Location: Prasads Preview Theatre,rd. no.2 Banjara Hills
City: Hyderabad
Date: Fri, 2011/11/11 – 7:00pm
Price: Entry by passes
Friday, November 11, 7pm
SALAAM BOMBAY, by Mira Nair, 1h53 (Cannes 1988)
Synopsis: After coming to Bombay to earn the 500 rupees needed by his mother to pay a debt, a 10-year-old country lad struggles to keep from being swallowed up in the sordid slums of an overcrowded city. Chronicling the day-to-day life of children living on the streets of Mumbai, this movie affirms the human dignity of India’s poor and homeless. There are several restrained scenes in a brothel, a few drug transactions and some violence, including a knifing
Director: Mira Nair is an internationally acclaimed film director and Producer based in New York. She used the proceeds of the film, to establish an organization for street children, called the “Salaam Balak Trust in India.

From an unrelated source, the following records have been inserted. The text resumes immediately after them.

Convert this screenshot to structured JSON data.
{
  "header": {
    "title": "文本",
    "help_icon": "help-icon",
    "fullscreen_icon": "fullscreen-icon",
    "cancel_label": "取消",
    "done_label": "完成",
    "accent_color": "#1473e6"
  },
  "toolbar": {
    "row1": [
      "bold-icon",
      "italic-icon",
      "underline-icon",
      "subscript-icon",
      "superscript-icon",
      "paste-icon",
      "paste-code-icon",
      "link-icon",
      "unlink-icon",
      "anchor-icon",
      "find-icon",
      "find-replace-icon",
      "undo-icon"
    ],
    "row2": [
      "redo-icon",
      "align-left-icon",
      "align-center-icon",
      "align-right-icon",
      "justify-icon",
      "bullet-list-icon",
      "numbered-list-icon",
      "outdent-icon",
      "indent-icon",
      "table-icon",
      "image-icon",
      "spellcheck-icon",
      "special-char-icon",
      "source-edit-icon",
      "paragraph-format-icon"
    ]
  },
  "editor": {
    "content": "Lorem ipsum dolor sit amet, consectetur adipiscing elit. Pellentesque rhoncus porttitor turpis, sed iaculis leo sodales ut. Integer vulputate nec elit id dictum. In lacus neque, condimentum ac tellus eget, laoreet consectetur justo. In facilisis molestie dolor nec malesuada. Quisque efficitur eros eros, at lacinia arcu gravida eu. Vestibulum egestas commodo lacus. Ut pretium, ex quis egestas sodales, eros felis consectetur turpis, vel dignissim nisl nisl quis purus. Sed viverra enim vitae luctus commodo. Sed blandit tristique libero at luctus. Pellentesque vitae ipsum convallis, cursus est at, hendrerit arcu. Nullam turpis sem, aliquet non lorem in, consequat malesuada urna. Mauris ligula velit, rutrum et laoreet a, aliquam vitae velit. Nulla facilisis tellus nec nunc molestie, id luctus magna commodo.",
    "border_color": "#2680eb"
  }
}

She often works with longtime creative collaborator and screenwriterSooni Taraporevala.
Recognition at Cannes: This was Mira Nair’s debut feature film and it won the Camera d’Or (Golden Camera) award at the Cannes film festival in 1988.
TETRIS, by Anirban Datta, 31 min (Cannes 2006)
Synopsis: The film writer, cameraman, production manager and the actress set off on a car trip driving through the story. The crew falls apart one by one. The trip continues till they meet a dead end. But the story has to return…
Director: Anirban Datta was a student of screenwriting at the Satyajit Ray Film & TV Institute (SRFTI). His short documentary film “Here is my nocturne” (2004), as a part of the curriculum in SRFTI, was screened in major Indian film festivals and was also screened as a part of an exhibition on Indian art and popular culture in the Helsinki City art Museum, Finland. “Tetris” is his diploma film from SRFTI in 2006.
Recognition at Cannes: The short film competed in the Cannes Film Festival 2006 as part of Cinéfondation section.